Why Companies Are Failing to Grasp the Digital Customer Experience

In a 2016 report, the Economist Intelligence Unit (The Economist’s research arm) makes a bold assertion: “Customer experience” will overtake “mass advertising as a preferred channel to the customer.”

The report, titled “The Path to 2020: Marketers Seize the Customer Experience,” claims that marketing departments will be increasingly responsible for the end-to-end customer journey by 2020—and nailing customer experience will mean the difference between success and failure in the new digital economy.

It’s not a unique opinion. Customer experience—specifically digital customer experience—plays a central role in just about every major research report published recently. Nailing the digital customer experience is a big deal. According to research by McKinsey, “for every 10-percentage-point uptick in customer satisfaction, any company … can increase revenues by 2 to 3 percent.”

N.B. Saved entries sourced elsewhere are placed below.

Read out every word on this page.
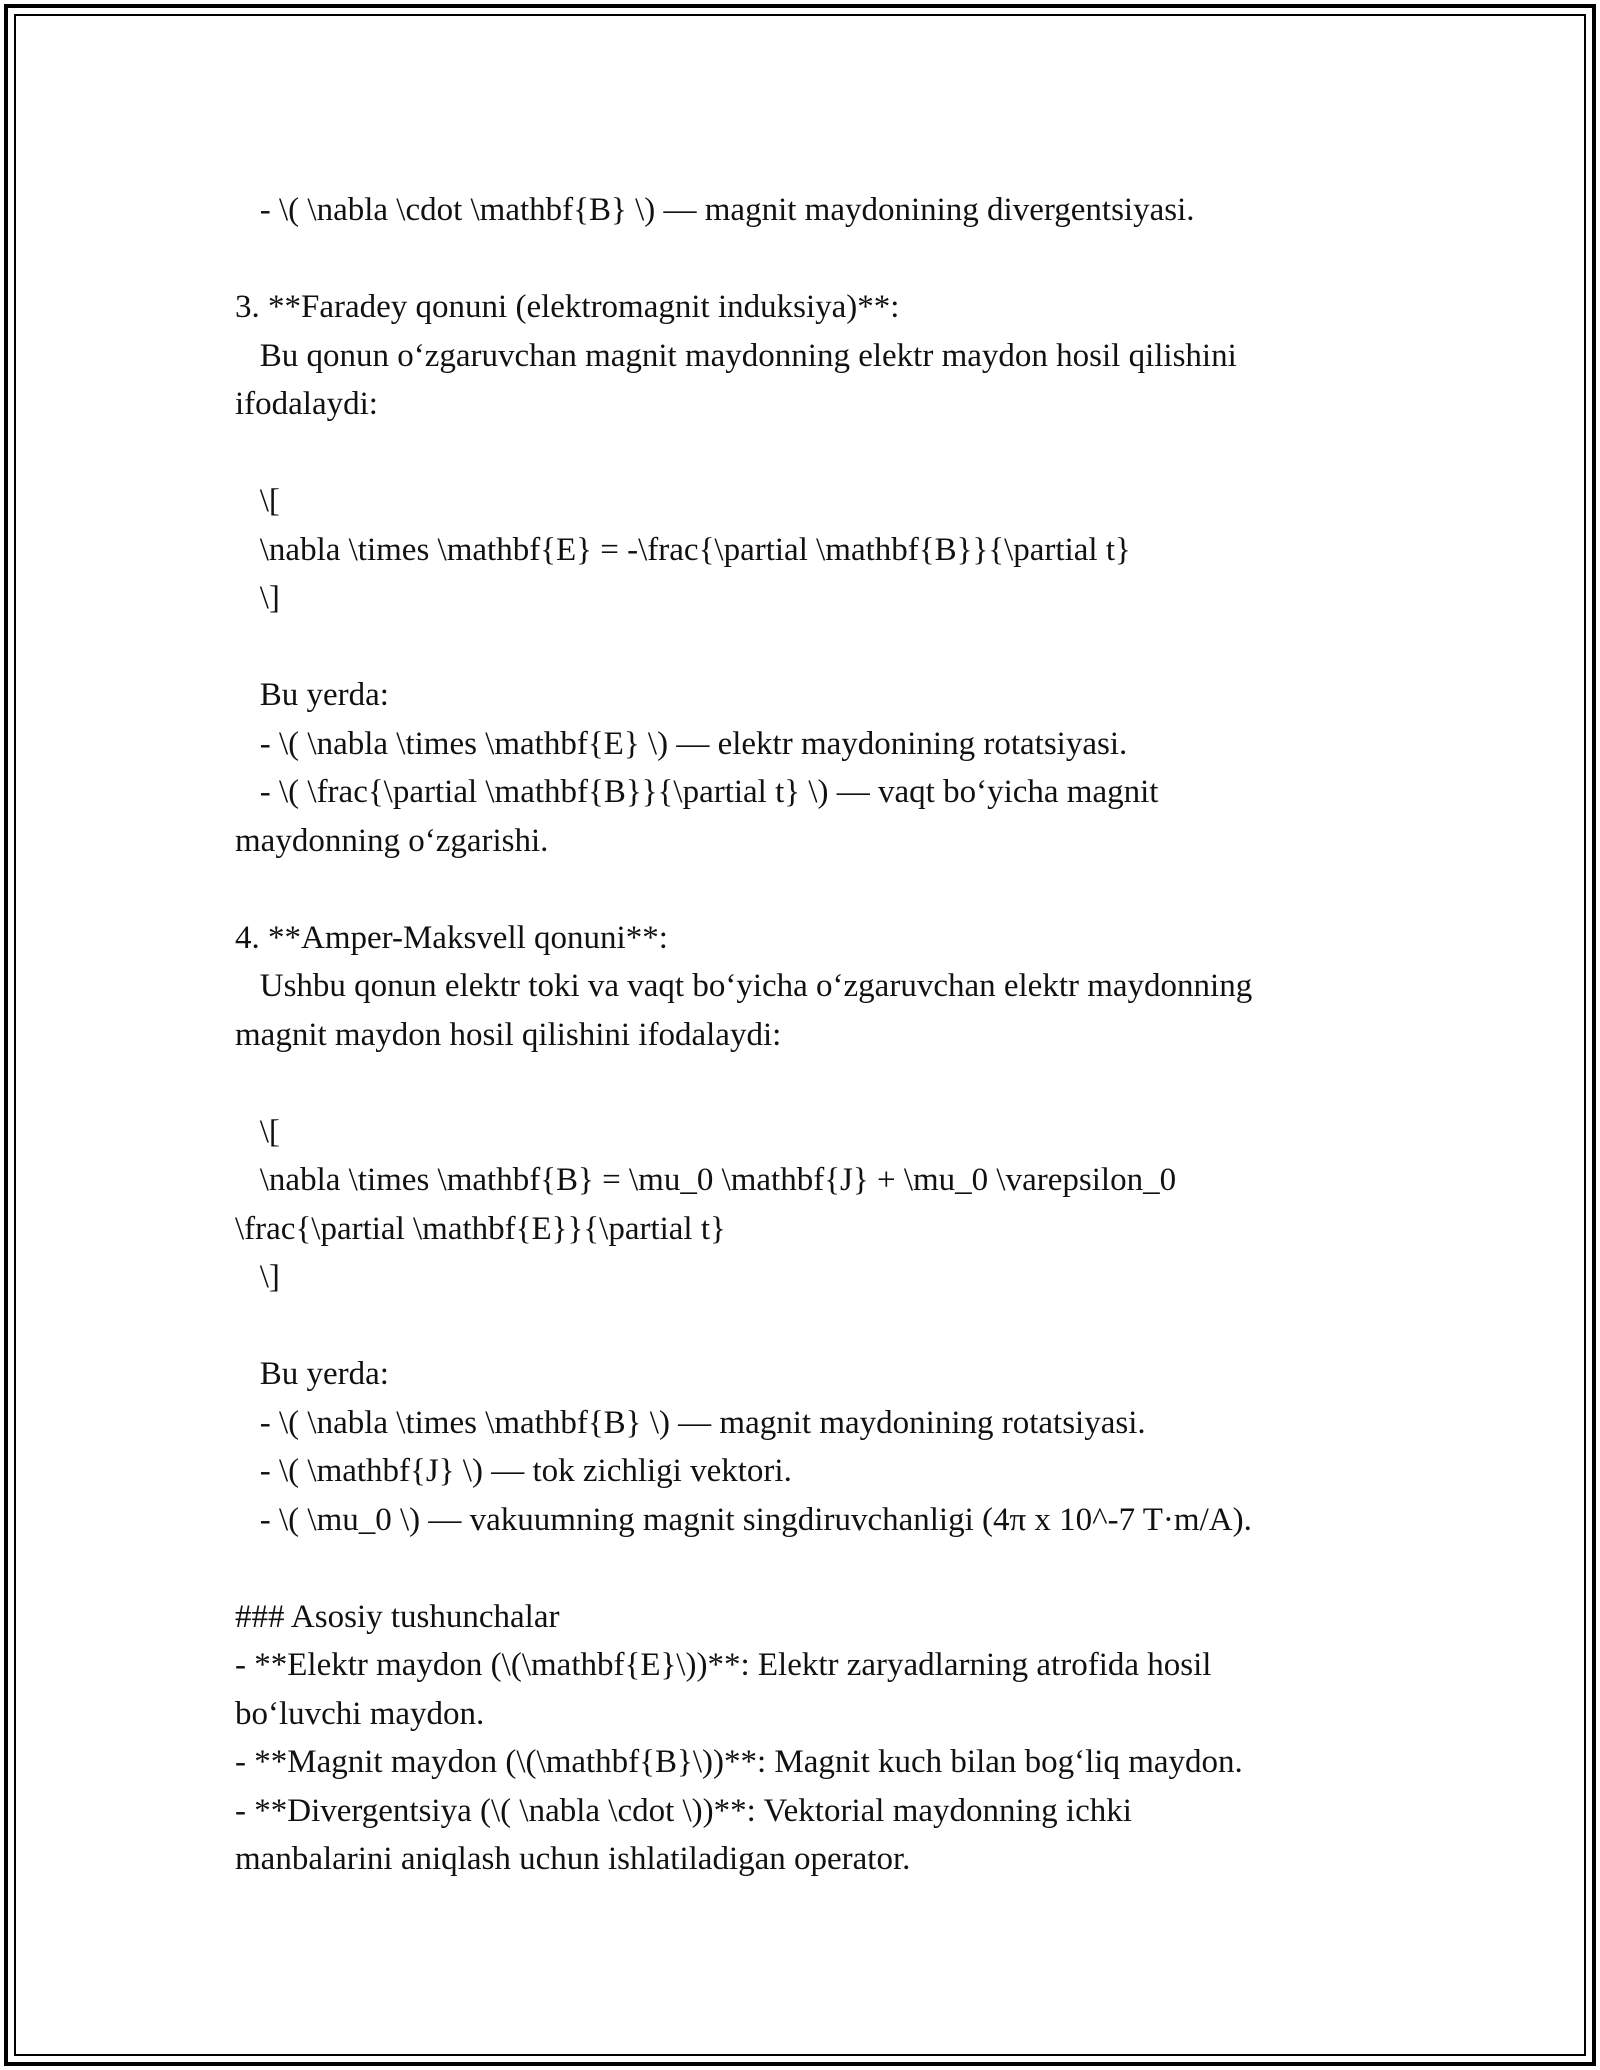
- \( \nabla \cdot \mathbf{B} \) — magnit maydonining divergentsiyasi.
3. **Faradey qonuni (elektromagnit induksiya)**:
Bu qonun o‘zgaruvchan magnit maydonning elektr maydon hosil qilishini
ifodalaydi:
\[
\nabla \times \mathbf{E} = -\frac{\partial \mathbf{B}}{\partial t}
\]
Bu yerda:
- \( \nabla \times \mathbf{E} \) — elektr maydonining rotatsiyasi.
- \( \frac{\partial \mathbf{B}}{\partial t} \) — vaqt bo‘yicha magnit
maydonning o‘zgarishi.
4. **Amper-Maksvell qonuni**:
Ushbu qonun elektr toki va vaqt bo‘yicha o‘zgaruvchan elektr maydonning
magnit maydon hosil qilishini ifodalaydi:
\[
\nabla \times \mathbf{B} = \mu_0 \mathbf{J} + \mu_0 \varepsilon_0
\frac{\partial \mathbf{E}}{\partial t}
\]
Bu yerda:
- \( \nabla \times \mathbf{B} \) — magnit maydonining rotatsiyasi.
- \( \mathbf{J} \) — tok zichligi vektori.
- \( \mu_0 \) — vakuumning magnit singdiruvchanligi (4π x 10^-7 T·m/A).
### Asosiy tushunchalar
- **Elektr maydon (\(\mathbf{E}\))**: Elektr zaryadlarning atrofida hosil
bo‘luvchi maydon.
- **Magnit maydon (\(\mathbf{B}\))**: Magnit kuch bilan bog‘liq maydon.
- **Divergentsiya (\( \nabla \cdot \))**: Vektorial maydonning ichki
manbalarini aniqlash uchun ishlatiladigan operator.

So how are brands faring? Despite all the attention, research from firms like Accenture don’t paint a pretty picture. Only 7 percent of brands are exceeding customer expectations, and few companies feel confident in how they’re implementing new digital customer experience initiatives.

New research from IBM’s Institute for Business Value may have some answers to why this is the case:

IBM digital customer experience

Executives and customers are not seeing eye to eye. As IBM writes in the report:

Many executives have tried to put themselves in their customers’ shoes emotionally. Yet, even with mountains of customer data at their disposal, executives are still susceptible to projecting their needs onto their customers with an inside-out point of view.

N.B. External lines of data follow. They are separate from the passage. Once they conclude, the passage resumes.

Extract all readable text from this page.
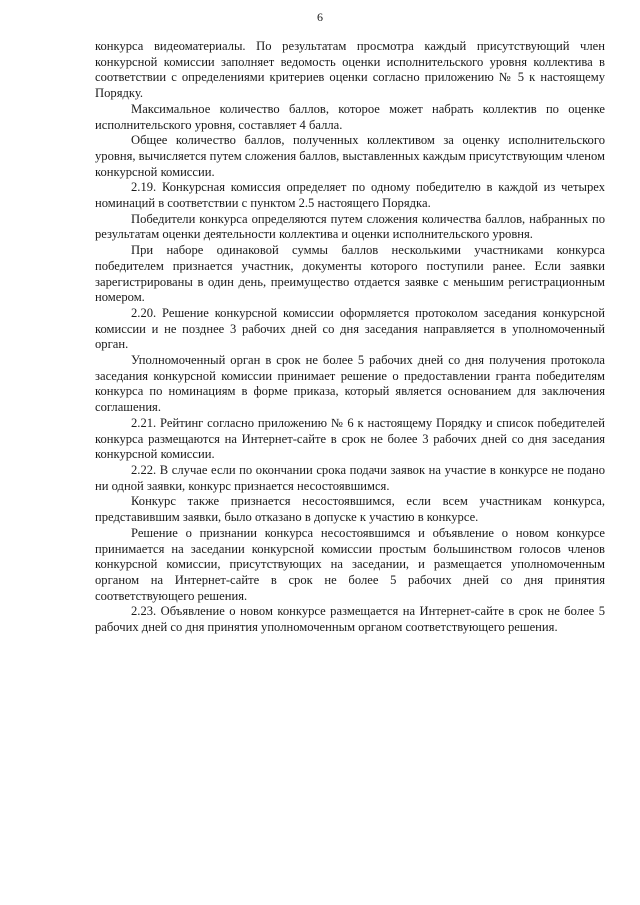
6

конкурса видеоматериалы. По результатам просмотра каждый присутствующий член конкурсной комиссии заполняет ведомость оценки исполнительского уровня коллектива в соответствии с определениями критериев оценки согласно приложению № 5 к настоящему Порядку.

Максимальное количество баллов, которое может набрать коллектив по оценке исполнительского уровня, составляет 4 балла.

Общее количество баллов, полученных коллективом за оценку исполнительского уровня, вычисляется путем сложения баллов, выставленных каждым присутствующим членом конкурсной комиссии.

2.19. Конкурсная комиссия определяет по одному победителю в каждой из четырех номинаций в соответствии с пунктом 2.5 настоящего Порядка.

Победители конкурса определяются путем сложения количества баллов, набранных по результатам оценки деятельности коллектива и оценки исполнительского уровня.

При наборе одинаковой суммы баллов несколькими участниками конкурса победителем признается участник, документы которого поступили ранее. Если заявки зарегистрированы в один день, преимущество отдается заявке с меньшим регистрационным номером.

2.20. Решение конкурсной комиссии оформляется протоколом заседания конкурсной комиссии и не позднее 3 рабочих дней со дня заседания направляется в уполномоченный орган.

Уполномоченный орган в срок не более 5 рабочих дней со дня получения протокола заседания конкурсной комиссии принимает решение о предоставлении гранта победителям конкурса по номинациям в форме приказа, который является основанием для заключения соглашения.

2.21. Рейтинг согласно приложению № 6 к настоящему Порядку и список победителей конкурса размещаются на Интернет-сайте в срок не более 3 рабочих дней со дня заседания конкурсной комиссии.

2.22. В случае если по окончании срока подачи заявок на участие в конкурсе не подано ни одной заявки, конкурс признается несостоявшимся.

Конкурс также признается несостоявшимся, если всем участникам конкурса, представившим заявки, было отказано в допуске к участию в конкурсе.

Решение о признании конкурса несостоявшимся и объявление о новом конкурсе принимается на заседании конкурсной комиссии простым большинством голосов членов конкурсной комиссии, присутствующих на заседании, и размещается уполномоченным органом на Интернет-сайте в срок не более 5 рабочих дней со дня принятия соответствующего решения.

2.23. Объявление о новом конкурсе размещается на Интернет-сайте в срок не более 5 рабочих дней со дня принятия уполномоченным органом соответствующего решения.
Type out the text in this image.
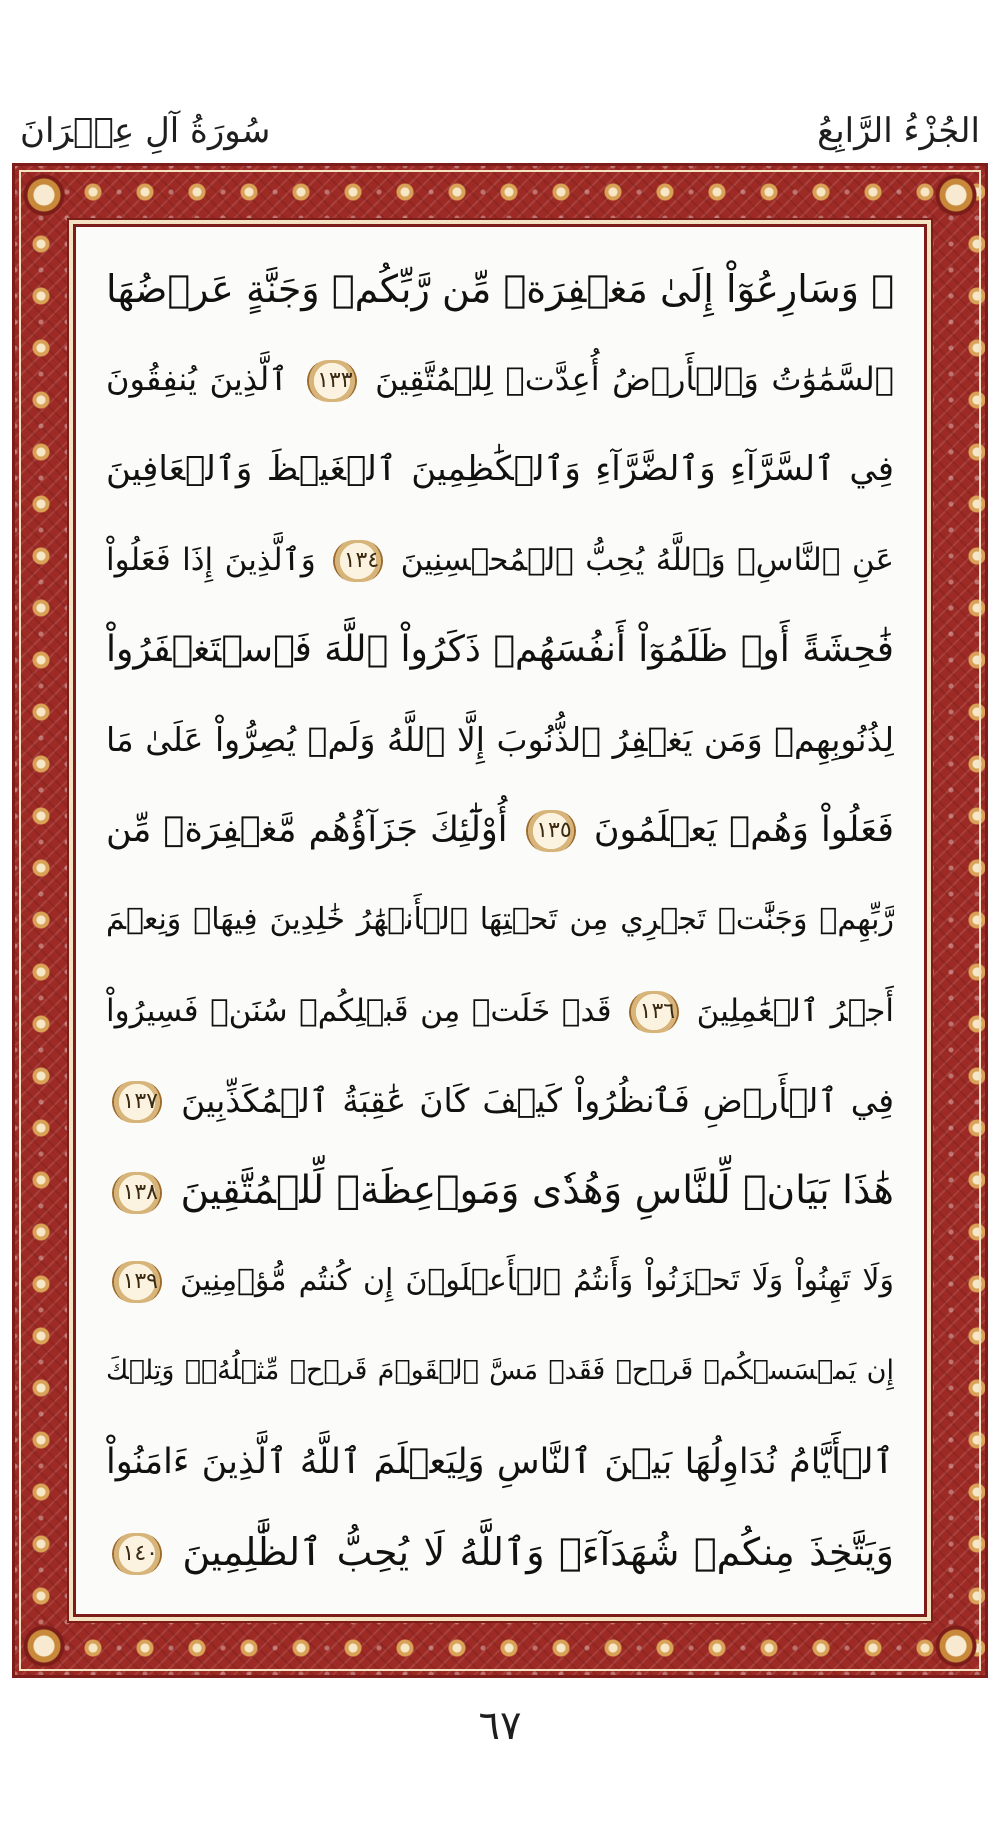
الجُزْءُ الرَّابِعُ
سُورَةُ آلِ عِمۡرَانَ
۞ وَسَارِعُوٓاْ إِلَىٰ مَغۡفِرَةٖ مِّن رَّبِّكُمۡ وَجَنَّةٍ عَرۡضُهَا
ٱلسَّمَٰوَٰتُ وَٱلۡأَرۡضُ أُعِدَّتۡ لِلۡمُتَّقِينَ ١٣٣ ٱلَّذِينَ يُنفِقُونَ
فِي ٱلسَّرَّآءِ وَٱلضَّرَّآءِ وَٱلۡكَٰظِمِينَ ٱلۡغَيۡظَ وَٱلۡعَافِينَ
عَنِ ٱلنَّاسِۗ وَٱللَّهُ يُحِبُّ ٱلۡمُحۡسِنِينَ ١٣٤ وَٱلَّذِينَ إِذَا فَعَلُواْ
فَٰحِشَةً أَوۡ ظَلَمُوٓاْ أَنفُسَهُمۡ ذَكَرُواْ ٱللَّهَ فَٱسۡتَغۡفَرُواْ
لِذُنُوبِهِمۡ وَمَن يَغۡفِرُ ٱلذُّنُوبَ إِلَّا ٱللَّهُ وَلَمۡ يُصِرُّواْ عَلَىٰ مَا
فَعَلُواْ وَهُمۡ يَعۡلَمُونَ ١٣٥ أُوْلَٰٓئِكَ جَزَآؤُهُم مَّغۡفِرَةٞ مِّن
رَّبِّهِمۡ وَجَنَّٰتٞ تَجۡرِي مِن تَحۡتِهَا ٱلۡأَنۡهَٰرُ خَٰلِدِينَ فِيهَاۚ وَنِعۡمَ
أَجۡرُ ٱلۡعَٰمِلِينَ ١٣٦ قَدۡ خَلَتۡ مِن قَبۡلِكُمۡ سُنَنٞ فَسِيرُواْ
فِي ٱلۡأَرۡضِ فَٱنظُرُواْ كَيۡفَ كَانَ عَٰقِبَةُ ٱلۡمُكَذِّبِينَ ١٣٧
هَٰذَا بَيَانٞ لِّلنَّاسِ وَهُدٗى وَمَوۡعِظَةٞ لِّلۡمُتَّقِينَ ١٣٨
وَلَا تَهِنُواْ وَلَا تَحۡزَنُواْ وَأَنتُمُ ٱلۡأَعۡلَوۡنَ إِن كُنتُم مُّؤۡمِنِينَ ١٣٩
إِن يَمۡسَسۡكُمۡ قَرۡحٞ فَقَدۡ مَسَّ ٱلۡقَوۡمَ قَرۡحٞ مِّثۡلُهُۥۚ وَتِلۡكَ
ٱلۡأَيَّامُ نُدَاوِلُهَا بَيۡنَ ٱلنَّاسِ وَلِيَعۡلَمَ ٱللَّهُ ٱلَّذِينَ ءَامَنُواْ
وَيَتَّخِذَ مِنكُمۡ شُهَدَآءَۗ وَٱللَّهُ لَا يُحِبُّ ٱلظَّٰلِمِينَ ١٤٠
٦٧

Many companies are implementing new digital customer experience initiatives, but if they are not implementing them for the right reasons, they are going to fail. The disconnect in how both sides rank the eight factors is pretty obvious. Above everything, customers want speed and convenience, but executives think they want control. It’s a classic example of brand-centric thinking: Since CMOs and other executives spend all their time thinking about their brand, they can’t help but think customers do as well.

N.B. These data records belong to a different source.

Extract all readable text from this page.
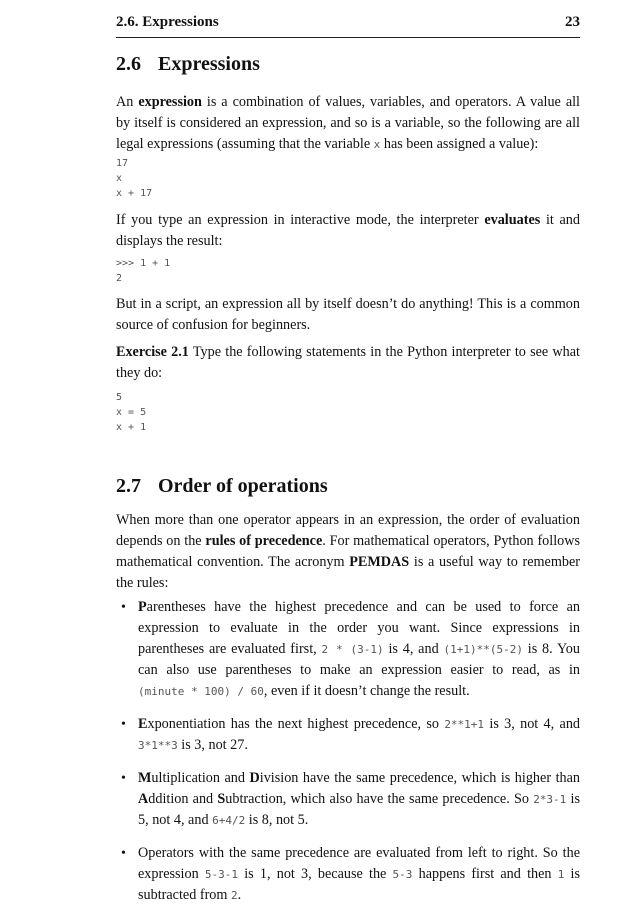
2.6. Expressions	23
2.6 Expressions

An expression is a combination of values, variables, and operators. A value all by itself is considered an expression, and so is a variable, so the following are all legal expressions (assuming that the variable x has been assigned a value):

17
x
x + 17

If you type an expression in interactive mode, the interpreter evaluates it and displays the result:

>>> 1 + 1
2

But in a script, an expression all by itself doesn’t do anything! This is a common source of confusion for beginners.

Exercise 2.1 Type the following statements in the Python interpreter to see what they do:

5
x = 5
x + 1
2.7 Order of operations

When more than one operator appears in an expression, the order of evaluation depends on the rules of precedence. For mathematical operators, Python follows mathematical convention. The acronym PEMDAS is a useful way to remember the rules:

• Parentheses have the highest precedence and can be used to force an expression to evaluate in the order you want. Since expressions in parentheses are evaluated first, 2 * (3-1) is 4, and (1+1)**(5-2) is 8. You can also use parentheses to make an expression easier to read, as in (minute * 100) / 60, even if it doesn’t change the result.
• Exponentiation has the next highest precedence, so 2**1+1 is 3, not 4, and 3*1**3 is 3, not 27.
• Multiplication and Division have the same precedence, which is higher than Addition and Subtraction, which also have the same precedence. So 2*3-1 is 5, not 4, and 6+4/2 is 8, not 5.
• Operators with the same precedence are evaluated from left to right. So the expression 5-3-1 is 1, not 3, because the 5-3 happens first and then 1 is subtracted from 2.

Executives and customers are not seeing eye to eye.

Nicholas Toman, Brent Adamson, and Cristina Gomez explored this phenomenon in their fascinating Harvard Business Review article, “The New Sales Imperative.” They explore how B2B brands have tended toward customizing customer journeys to each prospect, providing them with as much information as possible to demonstrate value and empower the buyer. Yet their research showed that this kind of thinking does more harm than good. A reactive sales process led to an 18 percent decrease in purchase ease. Meanwhile, a “proactive, prescriptive approach increased purchase ease by 86 percent.”

It all connects back to a critical truth: Customers don’t want to waste their time. It’s why Amazon, Google, and many other digital-first champions have emphasized speed over everything. They understand that in a world filled with endless choice, brands creating delightful, fast, and easy customer experiences are much more likely to succeed. Ultimately, that’s what being customer-centric really means.